Spacy(2015)-Open source NLP for python using maximally efficient algorithms
-for many tasks, Spacy has only one algorithm available, the 
most-efficient-currently-available one
-This makes Spacy generally much more efficient than alternatives for COMMON tasks
"""
import spacy
import pandas as pd

In [11]:
"""
The nlp() function from Spacy automatically takes raw text and processes its data
includes: tokenizer -> tagger -> parser -> ner

tags can extract individual data from these models, e.g.
.text : word literal e.g. Alibaba
.lemma_ : base form, lemmatization, lowercase of word e.g. alibaba
.pos_ : simple part-of-speech tag e.g. PROPN, prop noun
.tag_ : detailed part-of-speech tag e.g. NNP, proper singular noun
.shape_ : the word shape - capitalization, punctuation, digits e.g. XxXxX
.is_alpha : is the token an alphanumeric character? e.g. true/false
.is_stop : is the token part of a stop list, i.e. the most common words of the language? e.g. true/false
"""
#create a text model in english called "nlp"
nlp=spacy.load('en_core_web_sm')
#Display your model's pipeline; the basic pipeline consists of tagging, parsing, and ner
print(nlp.pipeline)
print("\n")
print(nlp.pipe_names)

[('tagger', <spacy.pipeline.Tagger object at 0x7fe296f38ed0>), ('parser', <spacy.pipeline.DependencyParser object at 0x7fe287534710>), ('ner', <spacy.pipeline.EntityRecognizer object at 0x7fe287521650>)]

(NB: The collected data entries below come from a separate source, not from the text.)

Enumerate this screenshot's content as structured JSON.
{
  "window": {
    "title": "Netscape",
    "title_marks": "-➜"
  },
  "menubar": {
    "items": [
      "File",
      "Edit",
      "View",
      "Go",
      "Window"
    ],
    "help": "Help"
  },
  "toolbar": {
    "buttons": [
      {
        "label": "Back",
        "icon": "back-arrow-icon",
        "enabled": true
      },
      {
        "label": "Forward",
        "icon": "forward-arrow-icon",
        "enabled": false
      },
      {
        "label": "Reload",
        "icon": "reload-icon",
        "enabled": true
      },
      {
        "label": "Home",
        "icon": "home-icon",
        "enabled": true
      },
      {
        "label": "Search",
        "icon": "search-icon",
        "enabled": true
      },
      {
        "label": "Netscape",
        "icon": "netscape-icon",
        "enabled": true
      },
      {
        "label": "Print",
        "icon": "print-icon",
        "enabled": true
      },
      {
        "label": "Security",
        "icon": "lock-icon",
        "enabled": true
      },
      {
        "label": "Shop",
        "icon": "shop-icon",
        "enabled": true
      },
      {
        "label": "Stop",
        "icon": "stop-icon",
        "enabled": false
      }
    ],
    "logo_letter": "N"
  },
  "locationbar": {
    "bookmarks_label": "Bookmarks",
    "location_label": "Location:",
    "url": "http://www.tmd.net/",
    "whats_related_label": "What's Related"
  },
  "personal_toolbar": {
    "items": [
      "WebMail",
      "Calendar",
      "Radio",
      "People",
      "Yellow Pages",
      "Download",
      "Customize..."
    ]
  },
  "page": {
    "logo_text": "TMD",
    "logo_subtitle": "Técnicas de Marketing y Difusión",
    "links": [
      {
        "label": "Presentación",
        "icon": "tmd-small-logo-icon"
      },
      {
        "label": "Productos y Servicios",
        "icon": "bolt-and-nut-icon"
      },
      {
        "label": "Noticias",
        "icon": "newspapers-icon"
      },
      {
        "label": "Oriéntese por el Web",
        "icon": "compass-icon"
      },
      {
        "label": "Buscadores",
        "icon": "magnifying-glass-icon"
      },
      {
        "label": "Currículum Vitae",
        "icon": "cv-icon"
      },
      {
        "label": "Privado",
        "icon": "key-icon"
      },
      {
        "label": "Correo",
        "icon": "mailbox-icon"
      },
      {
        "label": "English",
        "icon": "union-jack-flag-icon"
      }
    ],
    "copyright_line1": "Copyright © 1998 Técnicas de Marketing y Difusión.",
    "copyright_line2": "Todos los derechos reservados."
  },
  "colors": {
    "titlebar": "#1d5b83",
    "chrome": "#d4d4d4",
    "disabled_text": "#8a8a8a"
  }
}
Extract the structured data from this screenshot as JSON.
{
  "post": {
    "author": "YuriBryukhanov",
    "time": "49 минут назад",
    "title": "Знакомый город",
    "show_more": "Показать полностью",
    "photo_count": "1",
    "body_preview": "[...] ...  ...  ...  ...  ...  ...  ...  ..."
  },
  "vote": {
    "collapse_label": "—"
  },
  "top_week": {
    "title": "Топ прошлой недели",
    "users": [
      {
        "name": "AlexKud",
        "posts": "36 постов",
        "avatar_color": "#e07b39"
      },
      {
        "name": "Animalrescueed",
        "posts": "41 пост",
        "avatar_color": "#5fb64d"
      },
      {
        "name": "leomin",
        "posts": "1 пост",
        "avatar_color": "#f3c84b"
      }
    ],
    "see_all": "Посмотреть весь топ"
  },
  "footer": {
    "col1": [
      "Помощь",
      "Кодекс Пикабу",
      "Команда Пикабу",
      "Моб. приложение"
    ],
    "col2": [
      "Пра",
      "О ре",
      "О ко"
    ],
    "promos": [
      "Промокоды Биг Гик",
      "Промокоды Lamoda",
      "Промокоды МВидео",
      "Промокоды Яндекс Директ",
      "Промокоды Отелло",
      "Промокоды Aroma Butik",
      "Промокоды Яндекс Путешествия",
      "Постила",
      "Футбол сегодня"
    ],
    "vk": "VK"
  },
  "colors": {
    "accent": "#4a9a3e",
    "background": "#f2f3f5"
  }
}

['tagger', 'parser', 'ner']


In [18]:
#creates a document around the "nlp" model of the given text
#Spacy also builds a companion "vocab" object for vocabulary
#u here stands for "unicode string" to be passed into spacy's nlp function.
doc = nlp(u'"We are welcoming a new age." Jack Ma of Alibaba says China will enter a \
new age of rural revitalization in 2023. Alibaba can be reached at 555-555-5555; it is \
now worth $14 billion.')

In [20]:
"""
Spacy goes through several steps before returning processed text:
1. split on whitespace
2. separate prefix characters, like the ",(,$,¿ characters
3. separate infix words again like contractions, hyphenated words, -,--,/,... characters
4. separate suffix characters, like ",km,),.,! characters
5. separate exception characters like usage in let's and U.S.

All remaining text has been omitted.